Começou em surdina, nos corredores, mas tornou-se evidente para quase todos os socialistas: o pacote de leis sobre a transparência dos titulares de cargos públicos desencadeou uma guerra entre o presidente e líder parlamentar do PS, Carlos César, e a secretária-geral adjunta e vice-presidente da bancada, Ana Catarina Mendes.
Como notam várias fontes parlamentares, o braço-de-ferro entre duas das figuras de topo da cúpula de António Costa ficou bem patente esta semana quando Ana Catarina Mendes deu uma entrevista ao Público e à Rádio Renascença (publicada na segunda-feira) em que manifestou a sua opinião contra a proposta do Bloco de Esquerda – que o PS também propõe, embora noutros moldes – para que seja criada uma entidade para vigiar os rendimentos, património e participações sociais dos políticos. “[Impor] polícias aos políticos é um mau princípio. Porque parte do princípio da suspeita sobre cada um dos políticos. E eu considero que as pessoas me devem escrutinar, mas não me considero sob suspeita”, afirmou.
Frisando que os socialistas dedicaram umas jornadas ao tema da transparência e que prefere esperar para ver como a discussão vai decorrer no Parlamento, a deputada limitou-se a acrescentar que “auto-flagelos só diminuem a força dos partidos”.
Dois dias depois, na quarta-feira, o também vice-presidente do grupo parlamentar e coordenador “rosa” na Comissão Eventual para o Reforço da Transparência no Exercício de Funções Públicas Pedro Delgado Alves insistiu na intenção de criar o dito organismo administrativo de fiscalização, apesar da oposição da número dois do partido e também de deputados como Ascenso Simões, Isabel Moreira ou Sérgio Sousa Pinto.
“O Pedro Delgado Alves tem a hegemonia dos trabalho na comissão [da transparência], mas aquilo foi obra do César”, critica, em declarações à VISÃO, um deputado, preocupado com a possibilidade de o líder parlamentar e o braço direito de Costa no Largo do Rato poderem vir a extremar posições. Isto porque, para esse parlamentar, o PS não pode embarcar numa lógica de confronto entre “populistas” anti-partidos e “defensores da opacidade”. Por isso, questiona: “Qual é o interesse, em véspera de Congresso, desta guerra sem quartel?”
Outro deputado, também sob anonimato, confidencia que no grupo parlamentar o assunto tem sido incontornável.
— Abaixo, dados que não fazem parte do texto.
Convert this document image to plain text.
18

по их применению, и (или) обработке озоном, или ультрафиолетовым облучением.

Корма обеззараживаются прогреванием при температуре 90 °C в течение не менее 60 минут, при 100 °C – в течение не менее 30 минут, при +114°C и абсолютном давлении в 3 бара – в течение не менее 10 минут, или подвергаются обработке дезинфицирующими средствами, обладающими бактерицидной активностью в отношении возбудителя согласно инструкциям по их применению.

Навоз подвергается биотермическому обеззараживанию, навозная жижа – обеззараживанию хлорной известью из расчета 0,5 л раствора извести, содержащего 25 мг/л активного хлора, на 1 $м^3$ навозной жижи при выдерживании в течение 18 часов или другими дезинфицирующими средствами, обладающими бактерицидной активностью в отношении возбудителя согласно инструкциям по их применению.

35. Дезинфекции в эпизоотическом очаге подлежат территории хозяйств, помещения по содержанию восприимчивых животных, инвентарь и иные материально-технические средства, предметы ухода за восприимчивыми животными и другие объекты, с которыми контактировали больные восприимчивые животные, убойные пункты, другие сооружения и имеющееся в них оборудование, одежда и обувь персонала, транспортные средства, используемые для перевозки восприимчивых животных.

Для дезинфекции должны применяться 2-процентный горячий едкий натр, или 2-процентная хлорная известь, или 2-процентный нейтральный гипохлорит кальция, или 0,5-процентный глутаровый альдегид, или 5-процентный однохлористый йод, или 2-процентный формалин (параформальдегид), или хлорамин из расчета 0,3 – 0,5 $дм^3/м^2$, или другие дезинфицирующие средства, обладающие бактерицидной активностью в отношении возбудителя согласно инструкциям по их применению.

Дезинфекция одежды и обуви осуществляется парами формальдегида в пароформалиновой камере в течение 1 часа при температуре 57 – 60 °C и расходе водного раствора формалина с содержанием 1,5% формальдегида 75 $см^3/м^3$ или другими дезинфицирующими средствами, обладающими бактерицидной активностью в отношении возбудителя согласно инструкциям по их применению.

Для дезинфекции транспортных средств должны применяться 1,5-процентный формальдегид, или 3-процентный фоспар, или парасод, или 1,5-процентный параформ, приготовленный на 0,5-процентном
E até antecipa que Ana Catarina Mendes possa vir a levar os textos finais do pacote da transparência – que não se aplicará apenas a políticos, mas, entre outros, também a juízes e magistrados do Ministério Público – a votação interna da bancada.
O mesmo interlocutor não poupa, no entanto, um terceiro elemento: Pedro Nuno Santos. Isto porque, na sua opinião, existe igualmente uma guerra silenciosa entre o secretário de Estado dos Assuntos Parlamentares e a deputada. “Tudo a pensar no futuro”, resume, ironicamente, referindo-se à liderança no pós-Costa.
Ainda assim, nas hostes socialistas, há quem vislumbre um segundo motivo para que a fricção entre Carlos César e Ana Catarina Mendes tenha vindo a agudizar-se: a mulher que manda no aparelho (na ausência de Costa) substituiu o filho do líder parlamentar, Francisco César, na presidência da Comissão Organizadora do Congresso – que decorrerá entre 25 e 27 de maio, em Matosinhos – pelo ex-secretário de Estado da Indústria, João Vasconcelos. “O César não perdoa a Ana Catarina”, ouviu a VISÃO.
E mais: a um ano das eleições europeias, a temperatura promete aumentar, uma vez que tanto Carlos César como Ana Catarina Mendes têm sido apontados como possíveis cabeças-de-lista do PS – Francisco Assis deverá deixar Bruxelas – e têm marcado terreno conforme podem.
Até à hora de publicação deste artigo, Ana Catarina Mendes e Carlos César não acederam à tentativa de contacto da VISÃO.